Ideally, this would work everywhere (i.e., in all the blocks), and cover the shift and scale modifiers as well.

WardBrian commented 1 month ago

I believe we could include transform information (e.g. this, but also something like "this is a simplex"). Note that the actual bound may not be a simple number, so in general the output may not be that useful. E.g,

parameters {
  real a;
  real <lower=exp(a) - 3> b;
}

The output would now have to contain something like "lower": "exp(a) - 3", so you can't assume you just get a number there

andrewfowlie commented 1 month ago

That’s very true. I suppose it’s also true of the dimension.

I would find this very useful - I want to be able to infer programmatically (statically, not at runtime) whether we’re operating on a constrained space or not.

bob-carpenter commented 4 weeks ago

I suppose it’s also true of the dimension.

For dimension, it has to be static data. So we can resolve the sizes as soon as the data is fixed. The bounds can't be resolved until we have parameter draws.

WardBrian commented 4 weeks ago

https://github.com/stan-dev/stanc3/issues/904 asked about the dimension information. It was never implemented.

It does seem like it is probably reasonable to know that a variable has a lower bound, even if the exact lower bound is some expression you can't resolve on the outside.
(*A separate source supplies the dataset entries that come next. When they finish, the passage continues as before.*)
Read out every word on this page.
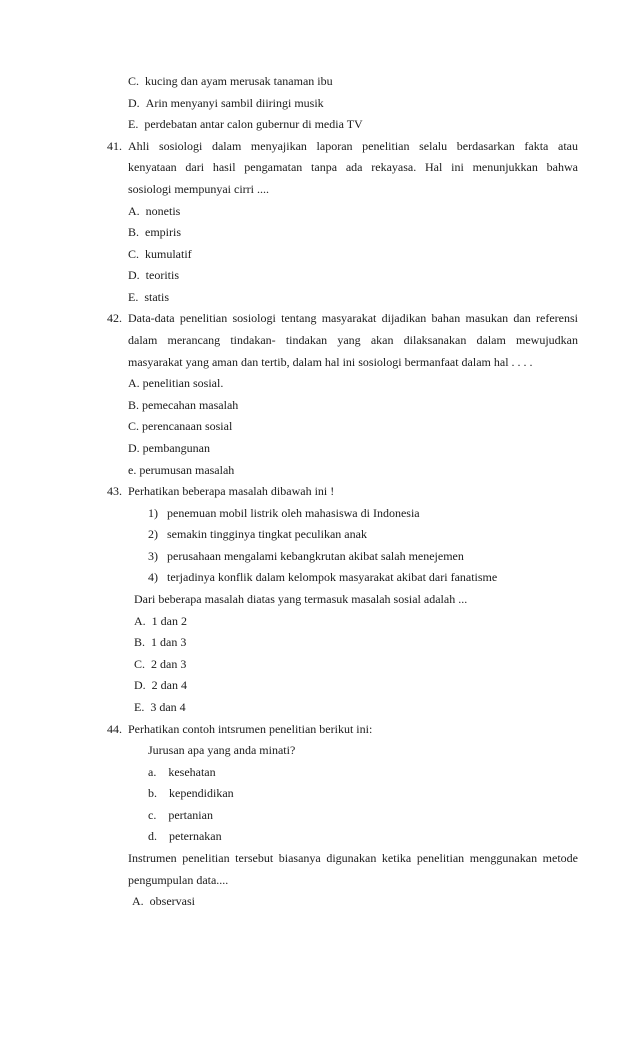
C. kucing dan ayam merusak tanaman ibu
D. Arin menyanyi sambil diiringi musik
E. perdebatan antar calon gubernur di media TV
41. Ahli sosiologi dalam menyajikan laporan penelitian selalu berdasarkan fakta atau
kenyataan dari hasil pengamatan tanpa ada rekayasa. Hal ini menunjukkan bahwa
sosiologi mempunyai cirri ....
A. nonetis
B. empiris
C. kumulatif
D. teoritis
E. statis
42. Data-data penelitian sosiologi tentang masyarakat dijadikan bahan masukan dan referensi
dalam merancang tindakan- tindakan yang akan dilaksanakan dalam mewujudkan
masyarakat yang aman dan tertib, dalam hal ini sosiologi bermanfaat dalam hal . . . .
A. penelitian sosial.
B. pemecahan masalah
C. perencanaan sosial
D. pembangunan
e. perumusan masalah
43. Perhatikan beberapa masalah dibawah ini !
1) penemuan mobil listrik oleh mahasiswa di Indonesia
2) semakin tingginya tingkat peculikan anak
3) perusahaan mengalami kebangkrutan akibat salah menejemen
4) terjadinya konflik dalam kelompok masyarakat akibat dari fanatisme
Dari beberapa masalah diatas yang termasuk masalah sosial adalah ...
A. 1 dan 2
B. 1 dan 3
C. 2 dan 3
D. 2 dan 4
E. 3 dan 4
44. Perhatikan contoh intsrumen penelitian berikut ini:
Jurusan apa yang anda minati?
a. kesehatan
b. kependidikan
c. pertanian
d. peternakan
Instrumen penelitian tersebut biasanya digunakan ketika penelitian menggunakan metode
pengumpulan data....
A. observasi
andrewfowlie commented 4 weeks ago

Thanks both. I had confused dimension and size in my previous message. I now see that this is a harder problem than I first thought.

If the static analysis is challenging, maybe instead there could be some methods for introspection of a Stan model at runtime, once a Stan model + data is actually instantiated?

My use case is that I want to implement other inference algorithms with Stan models. It's very helpful to have as much information as possible about whether we are working on a constrained or unconstrained space, and what transforms we need to make. I've been using the bridgestan interface. Could we one day have methods bs_get_parameters_lower(model) etc for an instance of Stan model that retrieve any lower transforms of parameters in the parameters block?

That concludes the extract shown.